The Reuters news agency citing unnamed Congressional aides said that President Barack Obama’s administration was on Monday preparing financial sanctions that could be imposed on Ukrainian officials and protest leaders if violence escalates there.
The Congressional aides said they had discussed the sanction preparations with administration officials but final details of the package have not been worked out as yet.
“But it could be put in place quickly against government officials – or leaders of the protest movement – in case of widespread violence,” the news agency said.
Washington has also revoked the visas of some Ukrainian officials.
Russia has meanwhile begun to turn economic screws on its neighbour with President Vladimir Putin warning he would wait until Ukraine formed a new government before the $15 billion financial bailout package could be fully implemented.

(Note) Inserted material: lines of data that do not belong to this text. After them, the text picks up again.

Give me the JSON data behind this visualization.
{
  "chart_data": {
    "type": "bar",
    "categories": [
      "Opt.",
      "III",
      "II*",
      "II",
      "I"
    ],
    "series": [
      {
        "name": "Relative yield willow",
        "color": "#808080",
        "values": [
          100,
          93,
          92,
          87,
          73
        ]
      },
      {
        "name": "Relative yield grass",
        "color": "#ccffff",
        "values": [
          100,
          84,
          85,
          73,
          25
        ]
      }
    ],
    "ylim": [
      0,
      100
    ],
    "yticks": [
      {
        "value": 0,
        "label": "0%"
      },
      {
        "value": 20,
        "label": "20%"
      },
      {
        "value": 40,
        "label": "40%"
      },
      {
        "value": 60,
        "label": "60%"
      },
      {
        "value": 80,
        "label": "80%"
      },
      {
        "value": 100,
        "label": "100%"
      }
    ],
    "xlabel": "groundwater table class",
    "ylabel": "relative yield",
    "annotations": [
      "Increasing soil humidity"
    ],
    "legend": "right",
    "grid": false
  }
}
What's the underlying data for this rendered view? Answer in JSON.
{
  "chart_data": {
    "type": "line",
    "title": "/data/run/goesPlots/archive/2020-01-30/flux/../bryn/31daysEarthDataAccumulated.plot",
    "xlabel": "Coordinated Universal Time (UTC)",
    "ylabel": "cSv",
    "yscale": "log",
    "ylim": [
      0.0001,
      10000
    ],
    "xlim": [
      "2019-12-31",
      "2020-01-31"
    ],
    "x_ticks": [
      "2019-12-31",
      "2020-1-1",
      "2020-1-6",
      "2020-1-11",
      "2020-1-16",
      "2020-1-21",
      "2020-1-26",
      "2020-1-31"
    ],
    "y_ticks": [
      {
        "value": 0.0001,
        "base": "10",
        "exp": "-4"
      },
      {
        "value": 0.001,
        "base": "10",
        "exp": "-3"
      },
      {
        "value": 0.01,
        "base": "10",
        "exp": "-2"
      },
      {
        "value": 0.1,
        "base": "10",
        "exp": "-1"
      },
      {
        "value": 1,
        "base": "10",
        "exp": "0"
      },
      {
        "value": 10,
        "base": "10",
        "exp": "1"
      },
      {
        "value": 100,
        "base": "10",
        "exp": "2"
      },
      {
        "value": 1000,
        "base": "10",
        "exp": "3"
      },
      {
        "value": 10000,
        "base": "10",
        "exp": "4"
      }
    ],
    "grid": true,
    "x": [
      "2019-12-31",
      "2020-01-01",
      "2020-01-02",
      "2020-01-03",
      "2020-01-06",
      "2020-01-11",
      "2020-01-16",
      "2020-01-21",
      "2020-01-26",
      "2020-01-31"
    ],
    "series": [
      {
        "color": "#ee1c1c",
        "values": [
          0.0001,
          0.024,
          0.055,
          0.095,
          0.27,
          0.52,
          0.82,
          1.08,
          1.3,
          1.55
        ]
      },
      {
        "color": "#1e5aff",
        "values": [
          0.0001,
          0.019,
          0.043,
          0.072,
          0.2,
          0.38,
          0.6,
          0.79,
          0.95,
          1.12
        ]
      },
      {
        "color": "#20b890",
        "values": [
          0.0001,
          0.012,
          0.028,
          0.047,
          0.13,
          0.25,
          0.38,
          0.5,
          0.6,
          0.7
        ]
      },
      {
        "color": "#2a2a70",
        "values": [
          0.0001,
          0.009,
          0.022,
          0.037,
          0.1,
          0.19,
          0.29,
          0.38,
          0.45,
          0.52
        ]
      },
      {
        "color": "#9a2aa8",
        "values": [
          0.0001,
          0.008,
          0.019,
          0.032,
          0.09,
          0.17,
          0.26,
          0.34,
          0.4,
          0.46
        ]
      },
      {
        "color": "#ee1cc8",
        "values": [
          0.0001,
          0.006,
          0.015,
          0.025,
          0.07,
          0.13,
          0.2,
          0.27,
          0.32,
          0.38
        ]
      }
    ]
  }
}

The warnings came as Ukraine continued to remain in the grip of political crisis even after the government stepped down in a bid to ease out over two-month long protests that at times turned violent killing six people so far.
Ukrainian President Viktor Yanukovych Wednesday insisted that he and his government were doing all they can to solve the crisis after protesters rejected the terms of a new amnesty law aimed at ending the unrest.
The protests erupted after President Yanukovich walked away from a treaty with the European Union under pressure from Russia.
“We have fulfilled all the obligations which the authorities took on themselves,” Yanukovych said in a statement.
“However, the opposition continues to whip up the situation calling on people to stand in the cold for the sake of the political ambitions of a few leaders. I think this is wrong.”
He however struck a conciliatory note and added: “From my side, I will show more understanding to the demands and ambitions of people, taking into account the mistakes that authorities always make… I think that we can together return the life of Ukraine and its people to peace.”
Anti-government protesters have been demanding the president’s resignation and were still occupying government buildings and manning barricades in freezing temperatures in the centre of the capital Kiev.
Meanwhile, EU’s foreign policy chief Catherine Ashton arrived in Kiev for talks with both sides.
She has said she was “shocked” by the violence and the country needed “a political process that is engaged in quickly and properly by everyone”.
“The responsibility is inevitably going to fall on government to do that as quickly as possible.”